While there is an appreciation for the inclusion of student voices, concerns remain that the plan may not go far enough to fully address the safety concerns of college and university students.
“We believe there are a few things still missing, and we will continue to call for a sexual assault support division to hold institutions accountable to their new policies, and give students recourse if they do not receive adequate support from their institution,” says Goldfinch.
Sexual assault rates are five times higher for women under the age of 35.
On campuses, four out of five female undergraduate students have reported a sexual violation while in a dating relationship. Young women have also reported the highest rates of being stalked.
“Campuses are a reflection of our society, which means that they are not immune to issues we face in our daily lives like sexism and rape culture,” says Goldfinch. “Post-secondary students experience a disproportionate number of sexual assaults compared to the general population.”
According to the Rape Crisis Centre, the term “rape culture” was coined to show the ways in which society normalizes male sexual violence and engages in victim blaming.

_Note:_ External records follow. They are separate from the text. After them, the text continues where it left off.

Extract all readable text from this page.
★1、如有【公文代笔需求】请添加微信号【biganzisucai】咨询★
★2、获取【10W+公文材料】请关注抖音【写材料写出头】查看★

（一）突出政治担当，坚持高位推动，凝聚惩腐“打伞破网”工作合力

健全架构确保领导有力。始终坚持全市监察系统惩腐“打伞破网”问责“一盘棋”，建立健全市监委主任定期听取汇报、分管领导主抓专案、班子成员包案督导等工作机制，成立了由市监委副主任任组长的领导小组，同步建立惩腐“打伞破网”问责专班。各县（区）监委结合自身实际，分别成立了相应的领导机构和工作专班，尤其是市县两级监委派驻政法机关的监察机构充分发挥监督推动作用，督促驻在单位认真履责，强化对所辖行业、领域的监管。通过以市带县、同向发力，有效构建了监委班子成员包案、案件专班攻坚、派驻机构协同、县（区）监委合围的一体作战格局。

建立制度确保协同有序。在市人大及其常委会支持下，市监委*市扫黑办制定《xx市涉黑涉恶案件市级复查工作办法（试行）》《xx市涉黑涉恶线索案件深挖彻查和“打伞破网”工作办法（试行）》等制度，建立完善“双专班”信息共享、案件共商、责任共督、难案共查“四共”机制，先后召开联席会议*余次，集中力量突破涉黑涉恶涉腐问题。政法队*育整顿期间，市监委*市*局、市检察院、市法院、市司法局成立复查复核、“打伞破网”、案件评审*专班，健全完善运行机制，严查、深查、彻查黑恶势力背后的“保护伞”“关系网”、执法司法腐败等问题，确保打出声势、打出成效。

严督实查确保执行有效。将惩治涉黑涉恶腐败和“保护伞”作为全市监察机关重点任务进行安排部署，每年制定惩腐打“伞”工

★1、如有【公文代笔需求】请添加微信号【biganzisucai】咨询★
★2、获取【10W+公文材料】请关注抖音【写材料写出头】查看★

One of the goals of the action plan is to eliminate rape culture on campus by ensuring that all students have information on sexual assault and harassment prevention. Another goal is to introduce a policy that requires post-secondary institutions to publicly report incidents of sexual violence.
All colleges and universities will also participate in a province-wide awareness campaign in September 2015.
“We want to eliminate rape culture on campus. We want school environments to be safe and respectful. We want every student, in every university and college in Ontario, to be able to learn and study and experience campus life at its finest, free from sexual violence and harassment,” reads a statement in the Action Plan.
Sexual violence is directly connected to gender inequality. One of the biggest challenges victims of sexual assault face are damaging perceptions of sex and gender, which work to perpetuate sexual violence, and which can have far reaching consequences for victims. Victims of sexual abuse are more likely to experience depression, post-traumatic stress disorder, substance abuse, and self-harm.
The hashtags #WhoWillYouHelp and #ItsNeverOkay invite Twitter users to speak out against misogyny and sexual violence, and are beginning to gain traction on the social media site.
According to Belinda Bien, communications and policy advisor to the Minister of Training, Colleges and Universities, the Ontario government is hoping to introduce the legislation in autumn 2015.
“The Ministry believes the action plan is a bold plan for combating sexual violence. The Ministry is working closely with both Colleges Ontario and the Council of Ontario Universities and has engaged with student associations to ensure meaningful steps are being taken to address this issue,” says Bien.